В новом классе мне понравился один мальчик. Я даже решила, что влюбилась. Очень уж много все девочки вокруг говорили «про любовь». Давно, еще глядя на Леночку и Виктора Ивановича Прохорова и их любовь, я решила, что любовь не надо скрывать, что это так хорошо. Красиво! И пусть все знают! Когда мы ехали в Кунцево (я сидела рядом с шофером Исаковым, а мама с папой и Егоркой сзади), я сказала им, что я влюбилась. Егорка на это сразу выдал: «Дура». Исаков что-то хмыкнул. А папа спросил: «Ну, и что ты делаешь?» — «Ничего.» — «Когда начнешь целоваться, тогда скажешь, а пока ничего не делаешь, можешь и не говорить». Мама молчала, и я даже не поняла, сердится она или нет. Но продолжать этот разговор мне не захотелось. Через несколько дней я рассказала про мою «любовь» Елке. Она спросила, какой это мальчик. Я показала, зайдя с ней в класс, потому что он сидел на своей задней парте и почему-то в зал на переменку не выходил. Елка сказала, что он «ничего». А потом спросила: «Он что, один сидит?». — «Да». — «А ты пересядь к нему». На следующем уроке я так и сделала, чем вызвала его недоуменный взгляд и неодобрительный шепот половины девчонок. На другой день я уже с утра сидела рядом с ним. Я заметила, что девочки стали о чем-то шушукаться за моей спиной. Прозвучало слово «мальчишница». Я видела, что мой сосед тяготится моим соседством, и вообще мне это стало скучно, и я подумывала о том, чтобы куда-нибудь пересесть от него. Но не успела это сделать.

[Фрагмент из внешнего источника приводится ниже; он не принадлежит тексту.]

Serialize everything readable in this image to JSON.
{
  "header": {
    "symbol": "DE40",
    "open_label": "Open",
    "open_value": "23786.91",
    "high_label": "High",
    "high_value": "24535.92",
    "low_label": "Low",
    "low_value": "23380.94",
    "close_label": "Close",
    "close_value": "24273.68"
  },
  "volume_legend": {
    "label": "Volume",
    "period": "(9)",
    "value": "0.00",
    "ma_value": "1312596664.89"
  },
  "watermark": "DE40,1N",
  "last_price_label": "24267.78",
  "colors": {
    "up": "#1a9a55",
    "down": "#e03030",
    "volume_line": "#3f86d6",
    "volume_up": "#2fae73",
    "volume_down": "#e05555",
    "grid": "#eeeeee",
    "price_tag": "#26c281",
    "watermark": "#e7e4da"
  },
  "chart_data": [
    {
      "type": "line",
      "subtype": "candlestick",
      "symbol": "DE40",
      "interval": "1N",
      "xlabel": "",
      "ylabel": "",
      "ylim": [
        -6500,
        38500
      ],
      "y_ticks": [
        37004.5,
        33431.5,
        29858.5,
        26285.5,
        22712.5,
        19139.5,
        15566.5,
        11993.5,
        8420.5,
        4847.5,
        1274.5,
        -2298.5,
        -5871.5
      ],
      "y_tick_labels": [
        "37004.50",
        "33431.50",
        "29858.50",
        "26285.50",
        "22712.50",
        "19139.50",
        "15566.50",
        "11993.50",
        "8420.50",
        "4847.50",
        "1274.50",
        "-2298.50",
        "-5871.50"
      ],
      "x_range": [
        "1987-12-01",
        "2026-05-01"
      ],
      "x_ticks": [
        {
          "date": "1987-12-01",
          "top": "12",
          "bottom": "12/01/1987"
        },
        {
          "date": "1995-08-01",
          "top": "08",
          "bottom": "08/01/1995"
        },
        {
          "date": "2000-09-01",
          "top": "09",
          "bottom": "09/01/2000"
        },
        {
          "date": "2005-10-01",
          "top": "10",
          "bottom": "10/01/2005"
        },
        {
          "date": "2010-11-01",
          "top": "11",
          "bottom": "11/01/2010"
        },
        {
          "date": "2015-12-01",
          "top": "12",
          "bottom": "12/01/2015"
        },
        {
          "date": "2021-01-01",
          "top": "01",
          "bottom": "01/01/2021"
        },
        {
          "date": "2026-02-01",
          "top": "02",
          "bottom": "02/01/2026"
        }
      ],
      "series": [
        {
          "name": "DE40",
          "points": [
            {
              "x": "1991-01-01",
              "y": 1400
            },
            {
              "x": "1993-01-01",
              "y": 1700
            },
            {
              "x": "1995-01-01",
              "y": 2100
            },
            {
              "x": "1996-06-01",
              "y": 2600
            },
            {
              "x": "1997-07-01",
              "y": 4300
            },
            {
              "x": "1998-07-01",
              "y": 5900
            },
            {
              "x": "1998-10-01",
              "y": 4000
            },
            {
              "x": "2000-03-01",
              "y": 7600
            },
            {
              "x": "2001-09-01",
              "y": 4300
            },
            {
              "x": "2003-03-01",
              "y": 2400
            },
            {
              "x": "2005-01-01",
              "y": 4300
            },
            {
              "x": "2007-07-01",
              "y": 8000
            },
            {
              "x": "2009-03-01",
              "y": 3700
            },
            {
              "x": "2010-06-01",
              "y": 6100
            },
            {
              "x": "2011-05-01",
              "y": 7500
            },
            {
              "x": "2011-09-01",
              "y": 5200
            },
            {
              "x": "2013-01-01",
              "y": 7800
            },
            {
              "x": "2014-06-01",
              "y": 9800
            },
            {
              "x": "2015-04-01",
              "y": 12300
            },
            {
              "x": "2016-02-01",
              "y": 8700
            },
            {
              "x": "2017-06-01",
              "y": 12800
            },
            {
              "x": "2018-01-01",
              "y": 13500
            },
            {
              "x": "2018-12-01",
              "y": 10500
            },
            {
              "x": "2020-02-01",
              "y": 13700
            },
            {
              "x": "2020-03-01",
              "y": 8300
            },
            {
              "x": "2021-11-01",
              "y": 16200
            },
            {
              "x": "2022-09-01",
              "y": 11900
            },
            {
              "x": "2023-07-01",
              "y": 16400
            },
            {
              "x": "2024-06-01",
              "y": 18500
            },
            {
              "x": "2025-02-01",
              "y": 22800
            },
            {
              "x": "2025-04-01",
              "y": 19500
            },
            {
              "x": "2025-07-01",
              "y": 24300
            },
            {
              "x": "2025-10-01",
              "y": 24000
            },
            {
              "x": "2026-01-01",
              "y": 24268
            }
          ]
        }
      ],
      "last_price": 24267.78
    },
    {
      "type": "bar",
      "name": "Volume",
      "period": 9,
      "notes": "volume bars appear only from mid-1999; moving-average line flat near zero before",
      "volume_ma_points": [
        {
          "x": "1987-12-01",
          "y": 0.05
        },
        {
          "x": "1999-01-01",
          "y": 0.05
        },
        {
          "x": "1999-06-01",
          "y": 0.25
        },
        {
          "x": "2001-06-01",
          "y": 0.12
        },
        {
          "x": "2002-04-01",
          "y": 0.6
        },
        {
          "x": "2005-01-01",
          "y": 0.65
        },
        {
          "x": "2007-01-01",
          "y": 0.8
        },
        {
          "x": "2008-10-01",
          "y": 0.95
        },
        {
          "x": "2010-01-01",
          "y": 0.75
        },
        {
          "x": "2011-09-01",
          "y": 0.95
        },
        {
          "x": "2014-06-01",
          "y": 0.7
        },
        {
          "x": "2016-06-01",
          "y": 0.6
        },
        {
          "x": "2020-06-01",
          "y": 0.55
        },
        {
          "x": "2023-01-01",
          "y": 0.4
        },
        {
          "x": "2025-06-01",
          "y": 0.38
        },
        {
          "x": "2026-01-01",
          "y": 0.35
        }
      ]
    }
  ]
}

Выбрав вечер, когда я вышла из школы одна, на меня напали человек шесть или семь девчонок из нашего класса. Они повалили меня и стали бить портфелями, и кричали, что нечего мне сидеть с Шуркой, что они все тоже в него влюблены, только «не навязываются к нему», как я.
В это время из школы вышли Севка, Гога и Рафка и мгновенно разбросали кучу вокруг меня, так что все девочки разбежались. Я встала. Мальчишки меня отряхивали. Я вытирала лицо, мокрое от дождя и, может, слез. И мы пошли втроем нашим старым маршрутом. По дороге Севка спросил: «За что они тебя?». Я сказала; «Не знаю». Мне было стыдно. Никакой влюбленности в Шуру я не ощущала. Но вдруг поняла, что без этих троих в школе всегда чего-то не хватало. У Глинищевского переулка Рафка пошел дальше, а Севка сказал Гоге, что надо меня проводить до дому, потому что вдруг девчонки следят и снова начнут бить. У подъезда я позвала их к себе, и они пошли. Уже не было Нюры, а была Ольга Андреевна. Она спросила меня, вызвав на кухню, чем кормить моих гостей, и я попросила жареной картошки или оладушки. Оладьи, целая горка, появились очень скоро. После них Гога предложил: «В дурачка? » Но Сева сказал, что лучше почитать Маяковского. Гога сморщился. На что Сева ответил: «Не стихи, а «Как делать стихи», и достал из портфеля книжку, хвастливо повертел ее перед нами и стал читать оттуда отрывки «Где живет Нита Жо...», «...моя мама Лямина...» и другие такие же. Мы стали смеяться. Особенный смех вызвал «...могу чемодан... ». Мы как раз в это время прохо дили «Вещего Олега». Когда мальчики ушли, я достала из папиного шкафа Маяковского и прочла «Как делать стихи». А утром, собираясь в школу, я ощутила такую радость, будто начинается праздник.